Forward-Looking Statements 

This press release includes certain forward-looking statements within the meaning of the Private Securities Litigation Reform Act of 1995, including statements relating to the proposed acquisition of Formula 1 and its expected timing and other matters that are not historical facts. These forward-looking statements involve many risks and uncertainties that could cause actual results to differ materially from those expressed or implied by such statements, including, without limitation, the satisfaction of conditions to the proposed acquisition of Formula 1. These forward looking statements speak only as of the date of this press release, and Liberty expressly disclaims any obligation or undertaking to disseminate any updates or revisions to any forward-looking statement contained herein to reflect any change in Liberty Media's expectations with regard thereto or any change in events, conditions or circumstances on which any such statement is based. Please refer to the publicly filed documents of Liberty Media, including its most recent Annual Report on Form 10-K and Quarterly Reports on Form 10-Q, for risks and uncertainties related to Liberty Media's business which may affect the statements made in this press release.

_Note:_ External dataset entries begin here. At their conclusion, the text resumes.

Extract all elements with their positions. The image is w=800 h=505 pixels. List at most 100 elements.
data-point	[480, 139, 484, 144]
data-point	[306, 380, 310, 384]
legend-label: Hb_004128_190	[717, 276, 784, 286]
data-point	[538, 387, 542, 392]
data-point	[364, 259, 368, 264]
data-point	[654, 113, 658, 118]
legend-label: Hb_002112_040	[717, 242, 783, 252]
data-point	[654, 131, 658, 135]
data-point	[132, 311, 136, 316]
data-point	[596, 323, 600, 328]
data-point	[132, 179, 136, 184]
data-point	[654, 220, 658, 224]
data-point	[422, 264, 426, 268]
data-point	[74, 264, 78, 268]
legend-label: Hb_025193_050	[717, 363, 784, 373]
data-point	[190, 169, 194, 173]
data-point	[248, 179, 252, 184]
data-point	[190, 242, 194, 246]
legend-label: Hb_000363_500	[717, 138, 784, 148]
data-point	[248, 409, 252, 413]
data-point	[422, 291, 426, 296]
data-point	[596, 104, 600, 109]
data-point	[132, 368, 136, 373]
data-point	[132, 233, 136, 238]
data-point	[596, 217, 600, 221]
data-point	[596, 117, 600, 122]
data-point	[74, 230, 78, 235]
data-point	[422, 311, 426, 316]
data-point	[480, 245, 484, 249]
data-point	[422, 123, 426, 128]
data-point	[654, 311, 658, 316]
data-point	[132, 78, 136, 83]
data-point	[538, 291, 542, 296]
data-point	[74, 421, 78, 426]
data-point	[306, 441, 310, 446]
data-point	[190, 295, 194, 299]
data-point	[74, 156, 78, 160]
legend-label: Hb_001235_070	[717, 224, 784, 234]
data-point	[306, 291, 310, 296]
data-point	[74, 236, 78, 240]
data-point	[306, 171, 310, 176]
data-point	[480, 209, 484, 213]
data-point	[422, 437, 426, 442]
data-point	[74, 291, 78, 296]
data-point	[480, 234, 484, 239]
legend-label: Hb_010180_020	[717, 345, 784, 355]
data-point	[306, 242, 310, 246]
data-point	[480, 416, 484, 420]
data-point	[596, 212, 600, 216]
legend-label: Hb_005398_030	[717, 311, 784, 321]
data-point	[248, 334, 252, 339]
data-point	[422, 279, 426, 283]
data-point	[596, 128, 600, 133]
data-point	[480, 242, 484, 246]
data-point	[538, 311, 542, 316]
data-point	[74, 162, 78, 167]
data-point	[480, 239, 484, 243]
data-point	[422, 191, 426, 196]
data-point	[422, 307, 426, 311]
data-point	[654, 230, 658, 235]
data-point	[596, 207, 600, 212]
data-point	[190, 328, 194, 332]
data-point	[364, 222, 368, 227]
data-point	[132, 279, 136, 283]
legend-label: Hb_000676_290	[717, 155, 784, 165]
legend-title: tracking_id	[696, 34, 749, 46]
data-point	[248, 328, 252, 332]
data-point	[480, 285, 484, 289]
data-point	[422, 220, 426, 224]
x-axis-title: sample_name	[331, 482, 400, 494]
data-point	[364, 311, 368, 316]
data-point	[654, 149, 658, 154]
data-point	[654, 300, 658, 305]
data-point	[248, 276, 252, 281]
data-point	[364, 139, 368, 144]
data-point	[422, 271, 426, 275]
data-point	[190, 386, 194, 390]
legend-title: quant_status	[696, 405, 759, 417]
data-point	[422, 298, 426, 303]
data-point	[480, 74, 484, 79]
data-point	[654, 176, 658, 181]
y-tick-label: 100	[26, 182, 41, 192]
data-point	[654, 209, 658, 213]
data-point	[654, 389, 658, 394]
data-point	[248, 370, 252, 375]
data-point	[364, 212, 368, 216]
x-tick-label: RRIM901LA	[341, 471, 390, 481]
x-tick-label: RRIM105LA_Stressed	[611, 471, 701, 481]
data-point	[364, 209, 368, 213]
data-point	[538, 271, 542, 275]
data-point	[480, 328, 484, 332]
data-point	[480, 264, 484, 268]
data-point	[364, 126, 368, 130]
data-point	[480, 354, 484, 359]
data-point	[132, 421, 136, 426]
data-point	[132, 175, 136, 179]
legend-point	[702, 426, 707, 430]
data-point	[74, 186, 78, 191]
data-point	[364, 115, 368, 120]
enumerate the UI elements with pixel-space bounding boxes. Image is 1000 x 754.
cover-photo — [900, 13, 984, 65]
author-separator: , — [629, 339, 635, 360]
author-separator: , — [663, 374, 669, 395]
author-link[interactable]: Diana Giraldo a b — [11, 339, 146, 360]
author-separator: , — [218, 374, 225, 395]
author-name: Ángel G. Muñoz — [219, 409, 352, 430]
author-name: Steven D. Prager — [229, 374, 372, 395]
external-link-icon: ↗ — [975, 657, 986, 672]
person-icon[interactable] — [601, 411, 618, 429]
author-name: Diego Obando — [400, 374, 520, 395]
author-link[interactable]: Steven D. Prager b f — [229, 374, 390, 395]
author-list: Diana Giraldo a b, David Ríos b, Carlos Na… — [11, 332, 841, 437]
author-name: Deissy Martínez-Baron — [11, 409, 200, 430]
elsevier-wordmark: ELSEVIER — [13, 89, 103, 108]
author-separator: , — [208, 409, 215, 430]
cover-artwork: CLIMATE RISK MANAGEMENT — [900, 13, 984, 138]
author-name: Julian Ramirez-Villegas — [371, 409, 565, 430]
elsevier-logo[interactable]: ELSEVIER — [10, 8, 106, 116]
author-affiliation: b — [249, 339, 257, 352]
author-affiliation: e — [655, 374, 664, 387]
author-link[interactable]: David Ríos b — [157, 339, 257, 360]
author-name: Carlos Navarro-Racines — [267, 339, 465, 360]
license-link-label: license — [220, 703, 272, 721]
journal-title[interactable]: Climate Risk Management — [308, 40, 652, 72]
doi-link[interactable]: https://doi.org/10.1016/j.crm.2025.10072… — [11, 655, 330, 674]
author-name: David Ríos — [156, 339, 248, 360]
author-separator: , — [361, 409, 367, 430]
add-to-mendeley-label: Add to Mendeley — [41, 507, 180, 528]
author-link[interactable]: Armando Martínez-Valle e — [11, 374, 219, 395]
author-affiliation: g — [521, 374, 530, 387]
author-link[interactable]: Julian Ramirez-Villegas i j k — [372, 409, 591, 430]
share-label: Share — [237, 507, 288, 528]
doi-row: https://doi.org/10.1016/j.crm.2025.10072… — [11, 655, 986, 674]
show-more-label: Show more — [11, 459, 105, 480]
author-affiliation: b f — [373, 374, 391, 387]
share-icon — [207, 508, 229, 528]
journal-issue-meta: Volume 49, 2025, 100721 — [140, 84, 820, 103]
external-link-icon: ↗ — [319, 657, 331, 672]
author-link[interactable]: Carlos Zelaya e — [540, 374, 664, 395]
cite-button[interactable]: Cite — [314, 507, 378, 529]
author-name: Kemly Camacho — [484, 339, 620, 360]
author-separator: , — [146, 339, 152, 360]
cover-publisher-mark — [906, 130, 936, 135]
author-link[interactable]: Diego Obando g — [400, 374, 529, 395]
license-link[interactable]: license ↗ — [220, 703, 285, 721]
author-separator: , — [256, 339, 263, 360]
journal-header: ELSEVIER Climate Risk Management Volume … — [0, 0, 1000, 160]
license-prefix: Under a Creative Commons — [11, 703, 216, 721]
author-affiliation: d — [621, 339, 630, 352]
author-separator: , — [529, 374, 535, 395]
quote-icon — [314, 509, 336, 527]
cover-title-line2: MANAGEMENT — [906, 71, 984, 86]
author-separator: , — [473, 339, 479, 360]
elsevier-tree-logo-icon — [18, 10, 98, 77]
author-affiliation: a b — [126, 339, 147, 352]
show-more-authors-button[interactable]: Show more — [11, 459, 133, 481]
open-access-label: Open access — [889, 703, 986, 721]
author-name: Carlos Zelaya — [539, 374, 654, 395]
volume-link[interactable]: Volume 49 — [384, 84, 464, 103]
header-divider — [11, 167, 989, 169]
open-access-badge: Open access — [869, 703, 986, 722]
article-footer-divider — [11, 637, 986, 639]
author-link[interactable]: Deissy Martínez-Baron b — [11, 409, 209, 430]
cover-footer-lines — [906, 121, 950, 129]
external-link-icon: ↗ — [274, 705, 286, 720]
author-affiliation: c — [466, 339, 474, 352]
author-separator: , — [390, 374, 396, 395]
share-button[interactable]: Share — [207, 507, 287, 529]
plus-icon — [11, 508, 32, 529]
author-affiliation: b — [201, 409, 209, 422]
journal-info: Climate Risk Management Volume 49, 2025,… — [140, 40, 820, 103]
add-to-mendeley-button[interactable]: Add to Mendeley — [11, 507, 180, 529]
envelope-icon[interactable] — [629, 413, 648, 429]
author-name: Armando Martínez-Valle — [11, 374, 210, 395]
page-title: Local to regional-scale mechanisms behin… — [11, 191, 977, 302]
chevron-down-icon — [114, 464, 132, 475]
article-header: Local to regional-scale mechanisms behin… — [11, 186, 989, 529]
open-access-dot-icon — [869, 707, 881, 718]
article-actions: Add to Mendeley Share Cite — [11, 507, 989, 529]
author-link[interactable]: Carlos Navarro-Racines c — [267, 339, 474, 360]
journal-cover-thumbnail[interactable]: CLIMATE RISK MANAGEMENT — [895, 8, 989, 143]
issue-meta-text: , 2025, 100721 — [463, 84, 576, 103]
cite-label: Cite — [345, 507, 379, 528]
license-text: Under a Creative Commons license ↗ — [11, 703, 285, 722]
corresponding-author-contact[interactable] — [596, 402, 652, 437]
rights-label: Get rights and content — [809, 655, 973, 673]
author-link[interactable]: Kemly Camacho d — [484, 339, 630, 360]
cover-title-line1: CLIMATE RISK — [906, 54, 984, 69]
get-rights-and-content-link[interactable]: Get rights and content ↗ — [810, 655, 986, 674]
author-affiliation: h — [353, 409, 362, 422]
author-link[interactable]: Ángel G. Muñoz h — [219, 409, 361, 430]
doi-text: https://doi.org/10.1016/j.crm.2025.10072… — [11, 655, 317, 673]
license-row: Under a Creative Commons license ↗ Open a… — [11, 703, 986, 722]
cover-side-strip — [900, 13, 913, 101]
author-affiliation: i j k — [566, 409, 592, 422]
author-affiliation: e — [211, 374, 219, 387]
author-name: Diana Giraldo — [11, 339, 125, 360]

About Liberty Media Corporation 

Liberty Media Corporation operates and owns interests in a broad range of media, communications and entertainment businesses. Those businesses are attributed to three tracking stock groups: the Liberty SiriusXM Group, the Braves Group and the Liberty Media Group. The businesses and assets attributed to the Liberty SiriusXM Group (Nasdaq: LSXMA, LSXMB, LSXMK) include Liberty Media Corporation’s interest in SiriusXM. The businesses and assets attributed to the Braves Group (Nasdaq: BATRA, BATRK) include Liberty Media Corporation’s subsidiary Braves Holdings, LLC. The businesses and assets attributed to the Liberty Media Group (Nasdaq: LMCA, LMCK) consist of all of Liberty Media Corporation's businesses and assets other than those attributed to the Liberty SiriusXM Group and the Braves Group, including its interests in Live Nation Entertainment and Formula 1, and minority equity investments in Time Warner Inc. and Viacom.